The most important new evidence for Late Iron Age religion has come from northern France, where Roman temples were often built on the sites of Iron Age shrines. At these shrines the definition of a sacred space by a ditch may have been more important than a house or temple for the god. Underneath the Roman temple at Ribemont-sur-Ancre Iron Age ditches enclosed a square compound, in at least two corners of which long bones, mainly of people, intermingled with weapons, were carefully stacked around a post. Nearby were the remains of headless human torsos, which may have been displayed around the edge of the compound.
At Gournay-sur-Aronde, the first Iron Age structures were aligned on the cardinal points of the (modern) compass and later on a temple was built on this alignment. The brilliant excavation and analyses of this site have shown how animal sacrifices were placed in a pit in the centre of the enclosure before their remains were carefully laid in specified places of the boundary ditch. The human remains also appear to have been dismembered, in much the same way as the numerous finds of weapons. The reconstruction of the Iron Age temple suggested by the excavators is very similar to the types found later on in Roman Gaul. The sorts and methods of sacrifices and the precise, symbolic, use of space at Gournay-sur-Aronde reveal the site as a microcosm. It lays bare, and is a symbol for, the ways in which the ancient Gauls tried to understand their world.
The existence of cult sites such as La Tene and temples such as Gournay-sur-Aronde with their evidence for repeated rituals involving the sacrifice of people, animals and worldly goods, suggests that these sites served communities and that religious specialists may have been in charge of them.
In this respect the archaeological evidence and the testimonies of the classical writers complement each other. As well as feeding the gods, one of the most important roles of blood sacrifice is divination; determining when is a good or bad time to do things. This also requires the making and marking of time, and a traditional knowledge through which to interpret the omens.
Such then is the image which emerges of the ancient Druids. Romanticism, whether ancient, modern, or New Age, has treated the Druids in the same ways as mysterious, mystic, noble and other worldly. Always as different, as ‘other’. Yet they were also trying to understand their own world, their gods and their own futures. That world was very different, and it was not romantic.”

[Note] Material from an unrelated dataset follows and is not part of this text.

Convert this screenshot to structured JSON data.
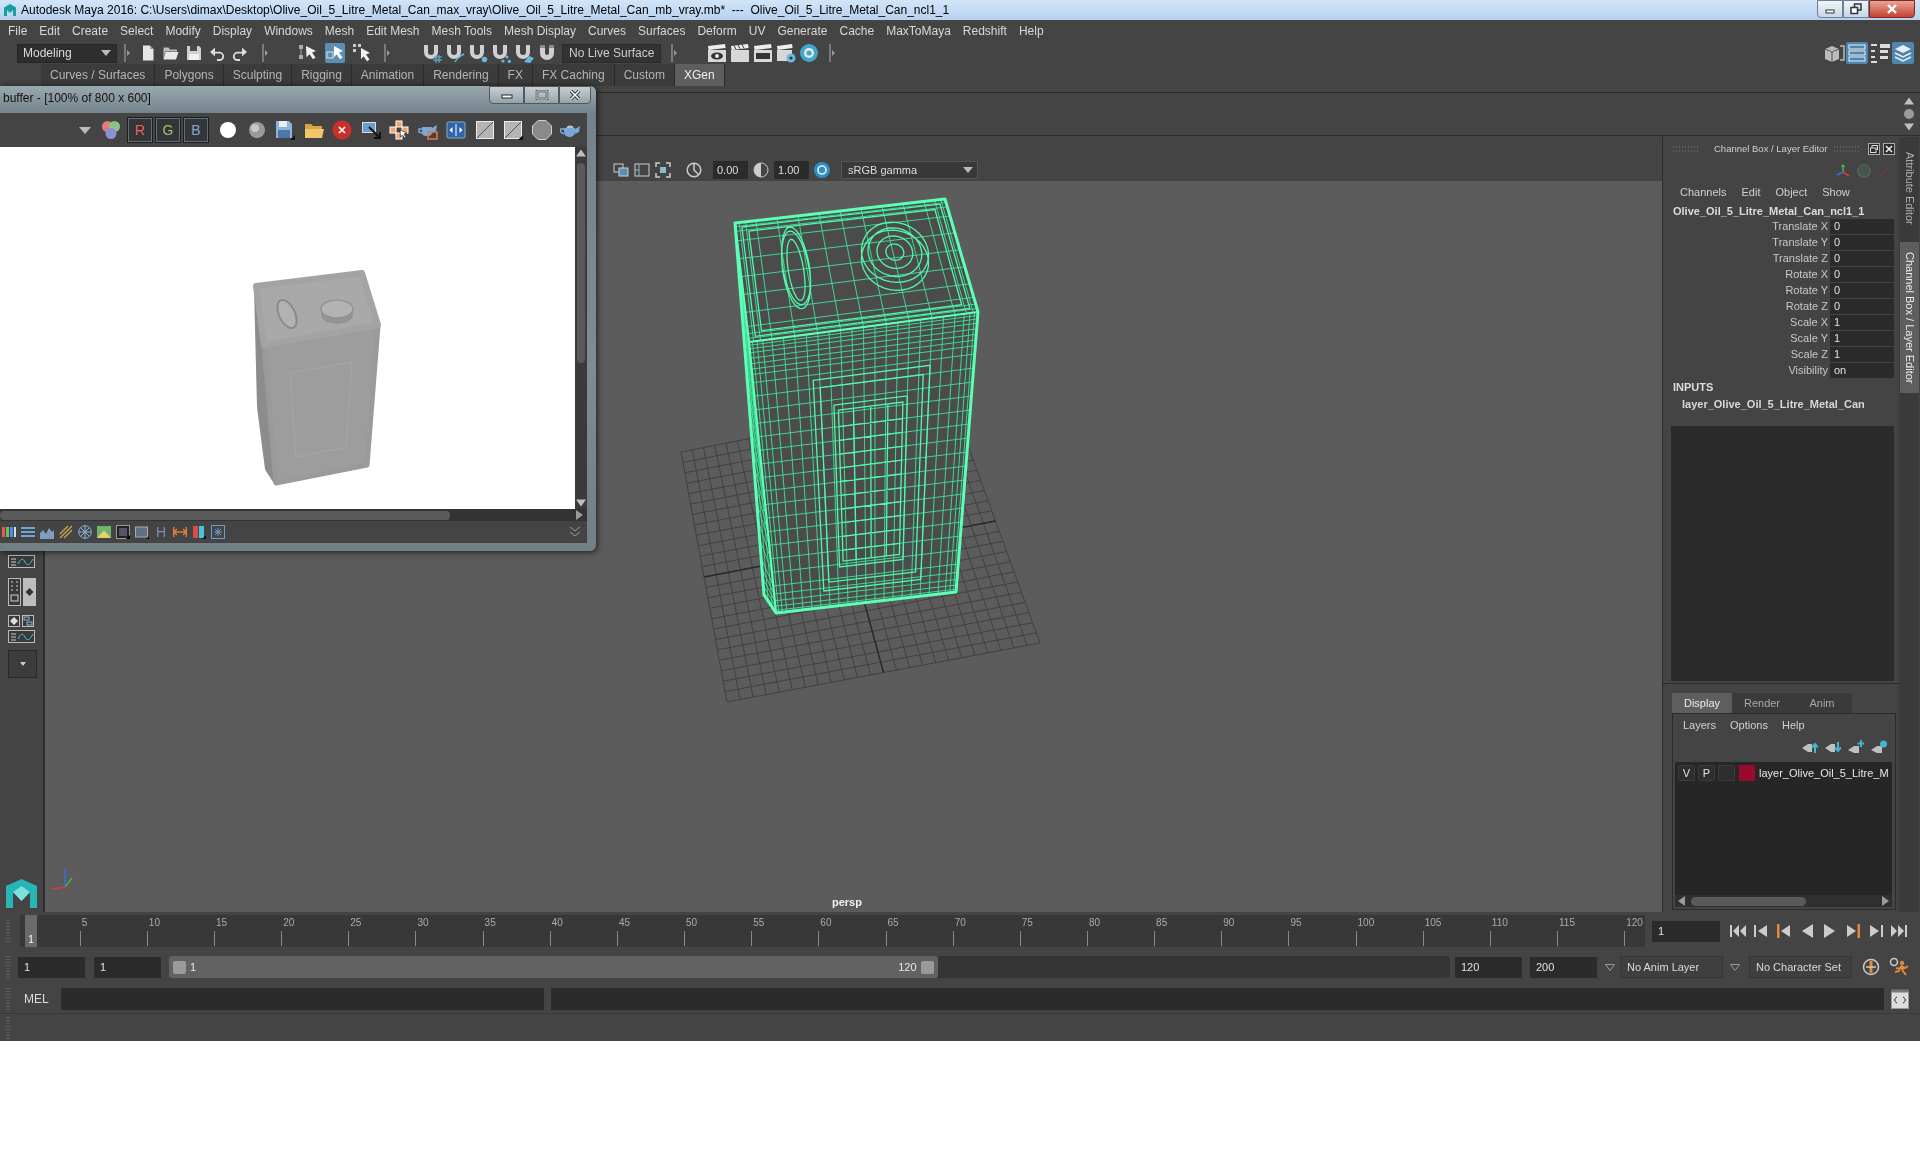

Also, regarding Bryn Celli Ddu -
Notes from 'Wales – Castles and Historic Places' [CADW]:

“Further indications of elaborate ritual were found in front of the entrance, including a pit containing an ox skeleton. Perhaps the monument should be seen not only as a tomb, but also as a temple at which relatives of the dead came to worship and leave gifts.”


And to highlight an excerpt from the previously-posted passage from the webpage in English:

“The Celts rituals had a variety of meaning, there is fact that a single old oxen was sacrificed in the large central pit and left to decompose. They performed this ritual as an offering to the underground divinities to ensure the potential fertility of the Celts oxen herds.”